The general mood is light at the Subclub, and Wakeling keeps on alternating on the microphone with Black to present the next song. Each song in introduced with a short story connected to it, at least until Roddy 'Radiation' urges, to the cheers of the crowd, to "fuck the introduction" and just play.

More hits are played, among them The Beat's classic 1980 anti-Thatcher hit "Stand Down Margret", "Hands Off... She's Mine", "Can't Get Used to Losing You" and "Mirror in the Bathroom"; The Specials' "Rat Race", "My Girl Lollipop" and "Doesn't Make It Alright"; The Selecter's "Missing Words", "Too Much Pressure" and "On My Radio". Before performing the latter, Black tells the audience a little story from Coventry, where she lives, to prove the obsession surrounding this track. Apparently one day, while she was walking her black-and-white (because she likes to keep everything 2Tone, she underlines) dog in a park, she heard a bird singing the chorus of the song.
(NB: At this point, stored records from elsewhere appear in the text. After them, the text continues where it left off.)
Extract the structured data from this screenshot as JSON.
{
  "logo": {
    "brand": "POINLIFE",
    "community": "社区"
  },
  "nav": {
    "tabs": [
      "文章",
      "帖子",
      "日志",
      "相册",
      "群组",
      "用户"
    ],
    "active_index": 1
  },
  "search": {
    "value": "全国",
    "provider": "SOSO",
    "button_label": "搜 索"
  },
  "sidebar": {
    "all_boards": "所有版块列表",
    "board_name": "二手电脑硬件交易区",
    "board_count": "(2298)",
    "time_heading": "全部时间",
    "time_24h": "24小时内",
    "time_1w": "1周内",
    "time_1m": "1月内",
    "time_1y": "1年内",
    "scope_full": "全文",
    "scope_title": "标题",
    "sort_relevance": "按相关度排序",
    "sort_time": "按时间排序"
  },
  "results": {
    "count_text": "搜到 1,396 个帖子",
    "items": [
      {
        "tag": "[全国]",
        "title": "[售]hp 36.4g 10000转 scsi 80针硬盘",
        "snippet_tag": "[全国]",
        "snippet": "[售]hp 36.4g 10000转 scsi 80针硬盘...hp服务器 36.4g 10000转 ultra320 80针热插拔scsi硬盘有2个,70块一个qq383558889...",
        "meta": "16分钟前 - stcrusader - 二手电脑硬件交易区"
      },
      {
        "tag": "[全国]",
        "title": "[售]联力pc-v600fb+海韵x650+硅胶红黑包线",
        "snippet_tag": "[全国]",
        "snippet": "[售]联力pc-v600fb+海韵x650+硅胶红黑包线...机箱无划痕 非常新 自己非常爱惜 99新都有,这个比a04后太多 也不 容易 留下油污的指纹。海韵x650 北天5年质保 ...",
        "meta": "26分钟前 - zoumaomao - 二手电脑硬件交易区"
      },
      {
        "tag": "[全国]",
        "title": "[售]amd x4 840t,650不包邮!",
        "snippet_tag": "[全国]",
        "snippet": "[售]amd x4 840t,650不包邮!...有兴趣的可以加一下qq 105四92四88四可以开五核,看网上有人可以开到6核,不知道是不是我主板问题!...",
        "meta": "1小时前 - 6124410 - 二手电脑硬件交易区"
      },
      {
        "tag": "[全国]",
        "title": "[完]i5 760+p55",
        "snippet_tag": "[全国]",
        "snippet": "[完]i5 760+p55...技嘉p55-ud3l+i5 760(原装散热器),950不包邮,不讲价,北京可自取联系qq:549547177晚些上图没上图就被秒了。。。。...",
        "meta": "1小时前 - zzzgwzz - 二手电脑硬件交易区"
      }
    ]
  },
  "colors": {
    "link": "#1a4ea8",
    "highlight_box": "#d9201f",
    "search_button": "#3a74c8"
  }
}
All the people in pork pie hats and the random-aged skinheads in the audience maniacally dance on each track that is played. It's hard to say definitely which, among these greatest hits, is the most appreciated by the crowd, since each of them is impeccably delivered. There's also a moving moment during the gig, when the 3Men+Black play an acoustic version of Bob Marley's "Redemption Song" and all the people in the audience join in. Though at the end of the gig there is no encore, which makes the fans a bit sad, this gig is proof that 'dinosaurs' is not the right term to define the 3Men+Black. 'Legends' is much more apt for the members of this special group.